Tyler Perry’s A Madea Christmas sticks to the formula

    1 of 2 2 of 2

      Starring Tyler Perry and Anna Maria Horsford. Rated G.

      For those of you unfamiliar with Tyler Perry’s most popular creation, Madea is a trash-talking grandma who keeps threatening to bitch-slap anybody she finds annoying. Madea (writer-director-producer Perry in bargain-basement drag) has the hands of a linebacker and the patter of a backwoods evangelist. When we first see her in A Madea Christmas, she’s giving the Yuletide spirit the finger by threatening to strangle a holiday shopper.

      Fortunately, Madea is also a God-fearing Christian who doesn’t let her nostalgic craving for booze and weed get in the way of affectionately mangling the Scripture. It’s all supposed to be funny in a down-home, get-down kind of way. Especially since Perry’s screenplay keeps reminding us that, once you get past her curmudgeonly urge to slap, choke, and nag, Madea is actually the voice of tolerance.

      Of course, as in previous movies in this seemingly endless series, Madea’s less charitable impulses do get the better of her at times. When Madea and her relative Eileen (Anna Maria Horsford) travel to rural Alabama to visit Eileen’s schoolteacher daughter (Tika Sumpter), Madea is asked to look after a classroom full of kids.
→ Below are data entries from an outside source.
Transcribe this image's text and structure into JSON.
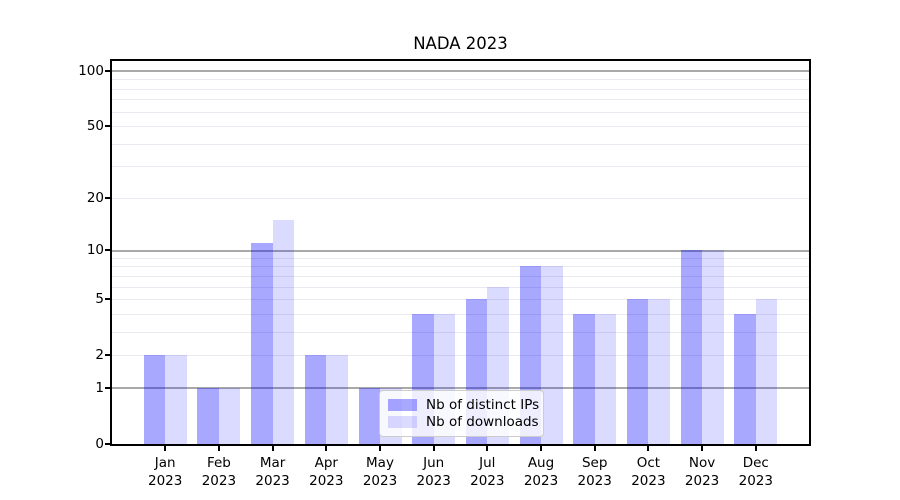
{
  "chart_data": {
    "type": "bar",
    "title": "NADA 2023",
    "categories": [
      "Jan 2023",
      "Feb 2023",
      "Mar 2023",
      "Apr 2023",
      "May 2023",
      "Jun 2023",
      "Jul 2023",
      "Aug 2023",
      "Sep 2023",
      "Oct 2023",
      "Nov 2023",
      "Dec 2023"
    ],
    "series": [
      {
        "name": "Nb of distinct IPs",
        "color": "rgba(0,0,255,0.34)",
        "values": [
          2,
          1,
          11,
          2,
          1,
          4,
          5,
          8,
          4,
          5,
          10,
          4
        ]
      },
      {
        "name": "Nb of downloads",
        "color": "rgba(0,0,255,0.14)",
        "values": [
          2,
          1,
          15,
          2,
          1,
          4,
          6,
          8,
          4,
          5,
          10,
          5
        ]
      }
    ],
    "xlabel": "",
    "ylabel": "",
    "yscale": "log1p",
    "ylim": [
      0,
      113
    ],
    "y_tick_labels": [
      0,
      1,
      2,
      5,
      10,
      20,
      50,
      100
    ],
    "major_gridlines": [
      1,
      10,
      100
    ],
    "minor_gridlines": [
      2,
      3,
      4,
      5,
      6,
      7,
      8,
      9,
      20,
      30,
      40,
      50,
      60,
      70,
      80,
      90
    ],
    "grid": true,
    "legend": {
      "position": "lower-center",
      "items": [
        "Nb of distinct IPs",
        "Nb of downloads"
      ]
    },
    "colors": {
      "major_grid": "#a9a9a9",
      "minor_grid": "#e9e9f0",
      "frame": "#000000",
      "legend_border": "#cccccc",
      "legend_bg": "rgba(255,255,255,0.8)"
    }
  }
}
After a bratty little girl steals Madea’s purse, the old lady teaches her a lesson by binding her to a life-size cross with a string of Christmas lights that cover her arms, legs, and mouth.
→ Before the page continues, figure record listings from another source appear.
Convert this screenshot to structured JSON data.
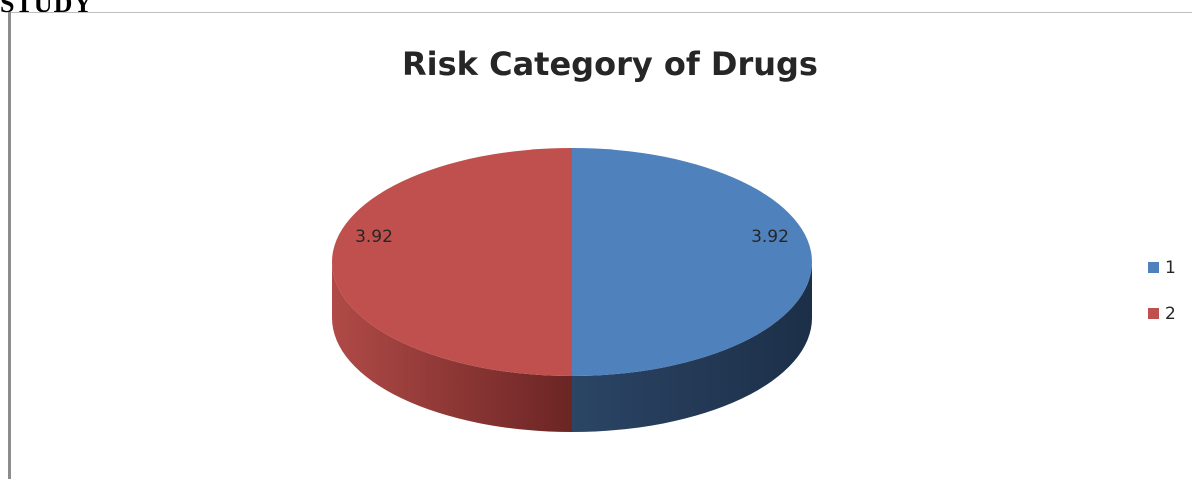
{
  "document": {
    "heading_fragment": "STUDY"
  },
  "chart_data": {
    "type": "pie",
    "title": "Risk Category of Drugs",
    "categories": [
      "1",
      "2"
    ],
    "values": [
      3.92,
      3.92
    ],
    "data_labels": [
      "3.92",
      "3.92"
    ],
    "colors": [
      "#4f81bd",
      "#c0504d"
    ],
    "legend_placement": "right",
    "style": "3d"
  }
}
      If you find a moment like this in exquisitely poor taste, don’t worry. This time around, Madea’s tacky antics take a back seat to a plot that resembles one of those Hallmark Channel Christmas specials about poor but honest farm folk struggling to hang on to the true meaning of the holidays.

      As a bonus, we also get the redneck wisdom of Larry the Cable Guy, playing a character who, despite his forward-looking views on everything from cranky in-laws to interracial marriage, likes to talk about how the cold weather shrinks his genitalia.

      Add it all up and you get Perry’s typically Jesus-laced message along with one or two half-hearted laughs. Why this stuff makes money continues to baffle me.